Posadan zengin besinler, rafine (basit) karbonhidrattan zengin olanlara göre daha düşük enerji içerirler ve midede hacim oluşturup doygunluğu arttırırlar. Böylece düşük enerjili diyetlerin kullanılabilirliği artmış olur. Posa tüketimini arttırmak için: 

  • Haftada 2 gün kurubaklagil tüketmelisiniz.

  • Yemeklerin yanına mutlaka salata da yemeyi alışkanlık haline getirmelisiniz.

  • Rafine (basit) karbonhidrattan uzak durmalısınız. Beyaz pirinç, beyaz ekmek, unlu gıdalar…

  • Bulgur, tam buğday-çavdar ekmeği porsiyonuna dikkat ederek tüketebilirsiniz.

Yağlar yüksek enerji veren bir besin grubudur. Bu nedenle kontrollü tüketilmesi ve iyi yağların seçilmesi gerekir. Fazla ve yanlış tüketildiğinde kilo alımına ve kalp-damar hastalıklarına neden olabilir.

  • Günlük alınan yağ miktarı, toplam kalorinin %30’ unu geçmemeli. 

  • Günlük alınan kolesterol miktarı 300 mg’ın altında olmalı. 

  • Zeytinyağı, fındık yağı, ayçiçek yağı gibi sıvı yağlar tercih edilmeli. 

  • Haftada 2 gün balık tüketmeye özen gösterilmeli.

  • Etli yemeklere ayrıca yağ ilavesi yapılmamalı.

  • Salam, sosis, sucuk gibi şarküteri ürünlerini tüketmekten mümkün olduğunca kaçınılmalı.

  • Her gün yumurta tüketilmeli.

  • Yemekleri pişirirken kızartma-kavurma gibi yöntemler yerine haşlama, fırın, ızgara gibi sağlıklı yöntemler tercih edilmeli.

Ara öğünlerin yapılması özellikle diyabetik bireylerde oldukça önemlidir. Kan şekerini kontrol altında tutabilmemiz ve hipogliseminin önüne geçebilmemiz için 3-3.5 saatten uzun süre aç kalmamak gerekiyor. Ara öğün sıklığı ve saatleri kişiden kişiye değişmektedir. 

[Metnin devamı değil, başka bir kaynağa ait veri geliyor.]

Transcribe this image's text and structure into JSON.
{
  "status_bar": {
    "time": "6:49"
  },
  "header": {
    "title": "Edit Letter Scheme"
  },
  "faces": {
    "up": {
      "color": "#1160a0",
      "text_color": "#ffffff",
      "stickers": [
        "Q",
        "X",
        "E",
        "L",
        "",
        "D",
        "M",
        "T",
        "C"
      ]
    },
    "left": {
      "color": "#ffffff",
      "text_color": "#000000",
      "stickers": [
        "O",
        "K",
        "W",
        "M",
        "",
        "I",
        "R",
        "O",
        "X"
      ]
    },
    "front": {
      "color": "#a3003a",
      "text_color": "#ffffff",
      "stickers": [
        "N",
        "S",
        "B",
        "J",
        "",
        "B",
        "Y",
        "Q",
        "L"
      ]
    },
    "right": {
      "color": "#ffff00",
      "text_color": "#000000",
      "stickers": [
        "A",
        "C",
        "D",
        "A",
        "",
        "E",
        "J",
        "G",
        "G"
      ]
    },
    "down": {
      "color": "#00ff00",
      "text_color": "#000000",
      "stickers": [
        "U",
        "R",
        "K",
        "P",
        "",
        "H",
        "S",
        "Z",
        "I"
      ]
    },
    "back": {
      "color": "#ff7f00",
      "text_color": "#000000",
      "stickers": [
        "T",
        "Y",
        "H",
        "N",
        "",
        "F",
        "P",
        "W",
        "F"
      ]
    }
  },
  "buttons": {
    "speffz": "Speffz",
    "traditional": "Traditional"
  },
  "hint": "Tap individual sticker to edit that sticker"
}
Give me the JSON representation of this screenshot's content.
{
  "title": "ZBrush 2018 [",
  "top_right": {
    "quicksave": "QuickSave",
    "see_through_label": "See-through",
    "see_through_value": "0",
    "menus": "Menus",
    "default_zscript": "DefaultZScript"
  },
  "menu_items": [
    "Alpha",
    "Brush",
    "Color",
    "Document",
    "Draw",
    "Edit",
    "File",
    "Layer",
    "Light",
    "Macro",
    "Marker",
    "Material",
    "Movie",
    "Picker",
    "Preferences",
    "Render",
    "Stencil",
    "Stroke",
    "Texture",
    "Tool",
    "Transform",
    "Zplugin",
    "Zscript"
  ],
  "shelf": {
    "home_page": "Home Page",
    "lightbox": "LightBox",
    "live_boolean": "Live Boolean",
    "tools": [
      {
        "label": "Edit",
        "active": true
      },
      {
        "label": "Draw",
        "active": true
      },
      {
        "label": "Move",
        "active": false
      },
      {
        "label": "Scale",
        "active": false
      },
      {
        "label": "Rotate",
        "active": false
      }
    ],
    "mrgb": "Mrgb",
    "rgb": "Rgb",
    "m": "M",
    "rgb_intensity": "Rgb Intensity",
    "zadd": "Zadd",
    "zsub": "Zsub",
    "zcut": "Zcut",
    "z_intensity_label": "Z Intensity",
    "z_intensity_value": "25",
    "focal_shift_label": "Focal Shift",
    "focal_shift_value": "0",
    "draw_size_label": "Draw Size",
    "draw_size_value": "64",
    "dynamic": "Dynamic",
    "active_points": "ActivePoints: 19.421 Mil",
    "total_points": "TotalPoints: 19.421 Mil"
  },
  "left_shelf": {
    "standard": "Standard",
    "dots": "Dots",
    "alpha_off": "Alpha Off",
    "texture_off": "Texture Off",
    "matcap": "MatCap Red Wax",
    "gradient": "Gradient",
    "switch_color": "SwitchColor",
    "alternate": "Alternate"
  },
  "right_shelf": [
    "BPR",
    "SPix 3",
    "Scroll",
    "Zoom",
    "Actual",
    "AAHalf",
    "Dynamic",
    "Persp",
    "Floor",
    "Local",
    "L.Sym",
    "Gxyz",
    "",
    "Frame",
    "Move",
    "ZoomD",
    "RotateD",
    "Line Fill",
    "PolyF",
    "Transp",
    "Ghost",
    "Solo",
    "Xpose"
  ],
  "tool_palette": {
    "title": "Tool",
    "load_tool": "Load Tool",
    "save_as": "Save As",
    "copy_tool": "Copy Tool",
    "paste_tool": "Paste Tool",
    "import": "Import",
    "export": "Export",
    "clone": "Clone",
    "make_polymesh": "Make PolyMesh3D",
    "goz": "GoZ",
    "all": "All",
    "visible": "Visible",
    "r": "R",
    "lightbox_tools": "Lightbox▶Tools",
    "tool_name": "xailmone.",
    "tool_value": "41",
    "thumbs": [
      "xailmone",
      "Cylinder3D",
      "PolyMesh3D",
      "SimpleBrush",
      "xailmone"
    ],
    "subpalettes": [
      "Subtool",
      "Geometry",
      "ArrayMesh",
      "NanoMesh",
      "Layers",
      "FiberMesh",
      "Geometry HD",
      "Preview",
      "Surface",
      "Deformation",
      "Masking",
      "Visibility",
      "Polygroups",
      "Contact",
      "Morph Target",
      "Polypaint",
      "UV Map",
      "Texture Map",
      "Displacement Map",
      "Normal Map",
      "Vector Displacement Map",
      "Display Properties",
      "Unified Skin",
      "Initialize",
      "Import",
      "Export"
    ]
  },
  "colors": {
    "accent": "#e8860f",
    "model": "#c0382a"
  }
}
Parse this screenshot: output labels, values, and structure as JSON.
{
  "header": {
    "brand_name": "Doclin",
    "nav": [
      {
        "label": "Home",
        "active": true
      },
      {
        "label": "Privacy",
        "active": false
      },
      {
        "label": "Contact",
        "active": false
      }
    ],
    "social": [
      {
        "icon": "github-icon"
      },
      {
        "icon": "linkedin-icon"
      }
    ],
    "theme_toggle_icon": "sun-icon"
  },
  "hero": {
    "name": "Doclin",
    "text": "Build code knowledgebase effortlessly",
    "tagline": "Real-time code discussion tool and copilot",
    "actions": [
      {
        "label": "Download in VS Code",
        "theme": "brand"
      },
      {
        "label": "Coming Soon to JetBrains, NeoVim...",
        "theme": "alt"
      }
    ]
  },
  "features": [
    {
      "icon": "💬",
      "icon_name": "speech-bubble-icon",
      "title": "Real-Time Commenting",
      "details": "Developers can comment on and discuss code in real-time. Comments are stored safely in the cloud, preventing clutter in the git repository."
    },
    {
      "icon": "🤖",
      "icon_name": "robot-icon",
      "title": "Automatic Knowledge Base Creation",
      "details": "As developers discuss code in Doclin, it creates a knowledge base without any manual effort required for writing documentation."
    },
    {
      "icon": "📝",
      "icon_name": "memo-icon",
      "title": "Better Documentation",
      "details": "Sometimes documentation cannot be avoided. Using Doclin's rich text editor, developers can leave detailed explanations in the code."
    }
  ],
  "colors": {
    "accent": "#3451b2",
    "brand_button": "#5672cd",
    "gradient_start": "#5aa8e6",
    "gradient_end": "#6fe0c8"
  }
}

Ara öğünlerin yapılması ne kadar önemliyse bu ara öğünde ne tüketildiği de bir o kadar önemlidir. Ara öğünlerde karbonhidrat + protein ikilisini sağlayacak seçenekler oluşturulmalı, ara öğünler hem besleyici olmalı hem de uzun süre tokluk sağlamalı.

Örneğin;

1 porsiyon meyve + 2 adet tam ceviz

1 porsiyon meyve + 1 su bardağı süt veya kefir

1 porsiyon meyve + Yarım kase yoğurt

3 adet kuru kayısı + 6 adet çiğ badem

2 adet galeta + 1 su bardağı ayran gibi seçenekleri tercih etmek doğru ve sağlıklı olacaktır. 

Dikkat etmeniz gereken diğer bir önemli nokta da kesinlikle öğün atlamamanızdır. Öğünlerin saatine ve düzenine her gün dikkat etmeniz ve bunu yaşam şekli haline dönüştürmeniz gerekir. Yeterli ve dengeli beslenmeye özen göstermelisiniz. 

Fiziksel aktiviteye zaman ayırmalısınız. 

İdeal vücut ağırlığınızda olmalısınız.

 

Sayfa içeriği sadece bilgilendirme amaçlıdır, tanı ve tedavi için mutlaka doktorunuza başvurunuz.